I grew up in northern California, where winter meant day upon day of rain. That steady deluge however offered more than just Seattle-like drear. Instead, I found great comfort in falling asleep beneath raindrops on rooftop, sure that its steady song would sing me through my sleep.
I’ve wintered in Chicago, forty-six below, and have had my breath frost over on my face. And I’ve lived in the South, where snow fell gently maybe a dozen days each winter, dusting the ground for a quick while, fading away before the end of the week.
And now I live in Houston, Texas, a tropical zone, with brief aberrations of cool weather. Most of you would call our winter “Spring.” And, with apologies to those of you who have survived Snowpocalypse, reading this from behind the drifts even now pressing up against your doors, I despise the weather here. I envy you.
Here, we take out our sweaters then tuck them away again in less than a week. And pull out shorts. I’ve had my heater and my air-conditioner on the same day—and it was Christmas Day. We shut schools for a snow day when not a flake flies. And the natives, however much I love them, shiver when the mercury falls below seventy, and complain loud and long.
In the meantime I complain, and wish for a good, glorious Autumn, and for Winter. Here I have no need for cocoa or gloves, or sleds, or layers of blankets—all of which offer some comfort and help in that old game of playing hide-and-seek with the freezing air. Coffee, however hot, just doesn’t do so much on a humid mid-January morning. We know nothing here of white Christmases, however much we dream.
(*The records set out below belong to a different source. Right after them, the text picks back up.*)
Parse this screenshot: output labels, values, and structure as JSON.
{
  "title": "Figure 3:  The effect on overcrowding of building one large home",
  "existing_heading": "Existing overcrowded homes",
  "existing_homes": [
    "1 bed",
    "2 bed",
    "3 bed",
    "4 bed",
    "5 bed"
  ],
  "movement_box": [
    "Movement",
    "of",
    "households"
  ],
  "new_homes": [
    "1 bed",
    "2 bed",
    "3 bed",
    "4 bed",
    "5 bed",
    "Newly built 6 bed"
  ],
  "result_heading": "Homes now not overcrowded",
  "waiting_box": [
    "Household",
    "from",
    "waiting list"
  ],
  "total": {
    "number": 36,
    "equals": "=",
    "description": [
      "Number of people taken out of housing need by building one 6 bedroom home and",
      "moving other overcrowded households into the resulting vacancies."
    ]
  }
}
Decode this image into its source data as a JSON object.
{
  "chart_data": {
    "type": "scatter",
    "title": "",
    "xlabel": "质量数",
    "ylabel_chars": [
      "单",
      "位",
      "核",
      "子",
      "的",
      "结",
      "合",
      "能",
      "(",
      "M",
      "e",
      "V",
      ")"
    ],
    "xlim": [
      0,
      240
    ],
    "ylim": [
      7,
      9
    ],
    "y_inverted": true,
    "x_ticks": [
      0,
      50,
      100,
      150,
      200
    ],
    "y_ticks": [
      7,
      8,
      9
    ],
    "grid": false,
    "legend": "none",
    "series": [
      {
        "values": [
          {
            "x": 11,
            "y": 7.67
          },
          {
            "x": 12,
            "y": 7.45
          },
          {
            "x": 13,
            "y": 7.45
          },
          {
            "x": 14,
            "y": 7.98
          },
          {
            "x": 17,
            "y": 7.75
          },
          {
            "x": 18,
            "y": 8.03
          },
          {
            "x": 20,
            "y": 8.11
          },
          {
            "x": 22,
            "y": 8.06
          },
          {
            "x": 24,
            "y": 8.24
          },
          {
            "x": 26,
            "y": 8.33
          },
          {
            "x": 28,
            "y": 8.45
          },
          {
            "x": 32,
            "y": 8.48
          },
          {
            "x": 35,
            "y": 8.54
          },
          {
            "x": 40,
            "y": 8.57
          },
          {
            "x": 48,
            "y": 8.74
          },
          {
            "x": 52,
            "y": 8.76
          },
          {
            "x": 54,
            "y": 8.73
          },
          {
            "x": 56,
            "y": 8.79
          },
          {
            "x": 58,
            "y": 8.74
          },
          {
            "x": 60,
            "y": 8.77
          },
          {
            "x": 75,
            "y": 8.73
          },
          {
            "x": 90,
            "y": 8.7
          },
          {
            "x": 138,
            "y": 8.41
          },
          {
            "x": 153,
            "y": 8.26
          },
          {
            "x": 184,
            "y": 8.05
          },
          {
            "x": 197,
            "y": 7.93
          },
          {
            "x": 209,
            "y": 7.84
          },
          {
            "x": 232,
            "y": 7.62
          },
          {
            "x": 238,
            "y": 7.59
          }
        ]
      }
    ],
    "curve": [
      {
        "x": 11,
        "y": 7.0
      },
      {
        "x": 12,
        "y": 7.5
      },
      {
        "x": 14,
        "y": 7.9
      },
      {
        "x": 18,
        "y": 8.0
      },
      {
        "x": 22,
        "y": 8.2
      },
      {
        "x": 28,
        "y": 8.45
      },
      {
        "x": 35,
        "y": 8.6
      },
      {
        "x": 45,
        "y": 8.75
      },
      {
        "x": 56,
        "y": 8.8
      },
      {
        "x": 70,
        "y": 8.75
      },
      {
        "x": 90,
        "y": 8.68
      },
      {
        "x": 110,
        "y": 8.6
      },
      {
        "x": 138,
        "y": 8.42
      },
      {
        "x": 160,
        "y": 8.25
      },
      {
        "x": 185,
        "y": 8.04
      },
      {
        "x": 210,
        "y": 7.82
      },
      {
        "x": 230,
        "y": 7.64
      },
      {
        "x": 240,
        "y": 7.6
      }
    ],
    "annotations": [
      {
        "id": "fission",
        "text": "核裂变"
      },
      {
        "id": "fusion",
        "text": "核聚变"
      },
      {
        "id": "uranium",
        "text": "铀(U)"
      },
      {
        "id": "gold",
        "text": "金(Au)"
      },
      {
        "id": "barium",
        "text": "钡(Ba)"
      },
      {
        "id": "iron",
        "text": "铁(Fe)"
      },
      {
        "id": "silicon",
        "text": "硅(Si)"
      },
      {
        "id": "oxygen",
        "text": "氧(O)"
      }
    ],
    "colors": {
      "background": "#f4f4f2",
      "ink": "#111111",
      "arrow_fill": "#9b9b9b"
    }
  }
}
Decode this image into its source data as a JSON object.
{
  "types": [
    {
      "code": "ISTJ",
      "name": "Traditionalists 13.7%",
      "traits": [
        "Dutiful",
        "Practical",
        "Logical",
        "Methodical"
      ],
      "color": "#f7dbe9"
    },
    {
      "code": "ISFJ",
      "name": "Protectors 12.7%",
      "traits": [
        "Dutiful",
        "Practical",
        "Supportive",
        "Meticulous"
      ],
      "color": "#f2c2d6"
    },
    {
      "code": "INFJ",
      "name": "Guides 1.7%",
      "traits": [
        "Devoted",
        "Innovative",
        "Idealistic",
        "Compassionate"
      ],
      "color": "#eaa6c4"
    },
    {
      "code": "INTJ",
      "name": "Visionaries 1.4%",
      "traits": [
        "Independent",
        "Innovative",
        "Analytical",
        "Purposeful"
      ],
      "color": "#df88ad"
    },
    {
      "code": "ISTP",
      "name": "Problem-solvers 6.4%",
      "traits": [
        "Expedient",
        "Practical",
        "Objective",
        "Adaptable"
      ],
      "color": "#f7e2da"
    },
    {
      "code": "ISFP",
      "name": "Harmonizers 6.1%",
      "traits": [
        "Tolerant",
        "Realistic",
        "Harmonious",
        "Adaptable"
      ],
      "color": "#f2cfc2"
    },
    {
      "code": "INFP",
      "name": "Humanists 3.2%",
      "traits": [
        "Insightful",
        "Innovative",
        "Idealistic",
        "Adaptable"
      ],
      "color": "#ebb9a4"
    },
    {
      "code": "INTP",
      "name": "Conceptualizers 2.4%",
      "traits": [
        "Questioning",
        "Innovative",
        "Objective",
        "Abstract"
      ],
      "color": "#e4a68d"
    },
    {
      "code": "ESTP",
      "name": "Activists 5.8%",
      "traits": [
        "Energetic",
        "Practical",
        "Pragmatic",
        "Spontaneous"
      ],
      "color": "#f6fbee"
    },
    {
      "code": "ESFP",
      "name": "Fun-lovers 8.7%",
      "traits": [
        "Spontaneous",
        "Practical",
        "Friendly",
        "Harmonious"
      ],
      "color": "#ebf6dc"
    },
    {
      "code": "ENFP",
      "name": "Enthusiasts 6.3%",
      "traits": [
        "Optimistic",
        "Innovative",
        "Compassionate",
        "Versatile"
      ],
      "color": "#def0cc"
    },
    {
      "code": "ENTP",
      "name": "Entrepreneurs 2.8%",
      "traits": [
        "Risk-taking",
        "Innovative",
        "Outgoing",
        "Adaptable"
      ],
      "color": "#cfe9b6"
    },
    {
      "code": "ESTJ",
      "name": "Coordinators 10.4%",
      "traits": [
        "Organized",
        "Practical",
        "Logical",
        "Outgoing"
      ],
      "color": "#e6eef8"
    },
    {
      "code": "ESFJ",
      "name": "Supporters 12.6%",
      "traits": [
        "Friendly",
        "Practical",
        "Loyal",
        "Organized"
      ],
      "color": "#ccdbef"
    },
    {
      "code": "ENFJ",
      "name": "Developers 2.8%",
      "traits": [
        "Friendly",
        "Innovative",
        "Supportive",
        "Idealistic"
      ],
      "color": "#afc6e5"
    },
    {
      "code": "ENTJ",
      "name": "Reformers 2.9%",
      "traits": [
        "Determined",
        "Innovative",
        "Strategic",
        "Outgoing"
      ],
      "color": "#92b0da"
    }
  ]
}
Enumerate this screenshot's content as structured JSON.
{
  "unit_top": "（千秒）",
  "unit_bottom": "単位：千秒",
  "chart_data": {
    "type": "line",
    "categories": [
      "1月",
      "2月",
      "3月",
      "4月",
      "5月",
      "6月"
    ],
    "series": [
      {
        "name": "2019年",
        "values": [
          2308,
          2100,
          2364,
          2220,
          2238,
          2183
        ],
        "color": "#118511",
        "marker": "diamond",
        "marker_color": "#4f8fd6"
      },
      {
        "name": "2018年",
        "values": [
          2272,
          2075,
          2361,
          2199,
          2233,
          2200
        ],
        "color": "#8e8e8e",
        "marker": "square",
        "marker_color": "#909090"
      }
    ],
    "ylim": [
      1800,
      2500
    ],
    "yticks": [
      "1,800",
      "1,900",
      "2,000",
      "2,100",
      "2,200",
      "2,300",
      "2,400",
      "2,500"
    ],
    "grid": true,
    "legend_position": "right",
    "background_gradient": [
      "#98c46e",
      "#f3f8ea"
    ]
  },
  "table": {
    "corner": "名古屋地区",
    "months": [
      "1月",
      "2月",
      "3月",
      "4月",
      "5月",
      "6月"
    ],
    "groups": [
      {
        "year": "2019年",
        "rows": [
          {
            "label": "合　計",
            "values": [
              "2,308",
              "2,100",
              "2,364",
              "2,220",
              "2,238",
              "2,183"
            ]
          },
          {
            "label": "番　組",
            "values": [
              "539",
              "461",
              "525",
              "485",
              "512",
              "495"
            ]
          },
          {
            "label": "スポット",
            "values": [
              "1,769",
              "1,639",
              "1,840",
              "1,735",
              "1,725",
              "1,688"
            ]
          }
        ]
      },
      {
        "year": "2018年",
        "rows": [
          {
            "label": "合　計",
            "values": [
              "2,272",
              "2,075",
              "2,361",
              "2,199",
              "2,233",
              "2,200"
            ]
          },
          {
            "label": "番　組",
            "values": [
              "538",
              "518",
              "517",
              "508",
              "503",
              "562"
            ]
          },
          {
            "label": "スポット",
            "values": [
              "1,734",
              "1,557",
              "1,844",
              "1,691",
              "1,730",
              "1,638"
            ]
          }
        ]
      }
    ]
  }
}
And then E. B. White has the audacity to fling in my face phrases such as “the still hall of winter,” “by frost sanctified,” and, worst of all, “in the cold of the long pause.” With no exaggeration I tell you that, here in Houston, our peaceful pause it is by no means frozen, and is interrupted in my neighborhood by the year-round jangle of the ice-cream man. How his tinny tune unnerves me and even sets my teeth a little bit on edge. The closest we get to winter, it seems, is cheap ice cream, delivered to the door.
Even still, I have chosen to live here in the tropics, and many, many blessings accompany the cold cost I pay each year. My complaints about seemingly endless heat and humidity notwithstanding, Houston, seen through the lens of White’s poem, offers me one decided advantage: it teaches me another way to long for something.
I too have stood “silent by the side” of trees silvered by frost. I too know and love the “thin light” and the “branches bent.” I remember, even as the memory chills me cheeringly, “the branch delicate,” and “the lovely trees that wait.” And I trust that the Good Planter has chosen carefully this plot of ground for me in this season of my life.
I long for snow such as Kelly snapped for me this morning, and I know I’ll never taste it here in Houston. But this longing helps me smile in the sunshine when I by all rights should see snow. For longing is a great good for me, as it was for C. S. Lewis.
And much more, this longing proved a great good for Wordsworth, who taught both Lewis and me, and countless others (you too?) to find in Nature “a presence that disturbs me with the Joy of elevated thoughts.” Living so far away from winter makes me glad at least for the sharp pang of missing it. And if Dante’s Hell is cold, then might a corner of Heaven be wintry as well—full of snowball fights with cheering cherubim, perhaps, or snow angels made by seraphs?
If nothing else, my balmy longing for such a winter as White portrays fills me with Wordsworth’s hope: a hope that I may “become a living soul: / While with an eye made quiet by the power / Of harmony, and the deep power of joy, / We see into the life of things.”
Amen. Throw a snowball for me up there in the North, won’t you please? Here down South I’ll eat a snow cone for you. I think I hear the ice-cream man.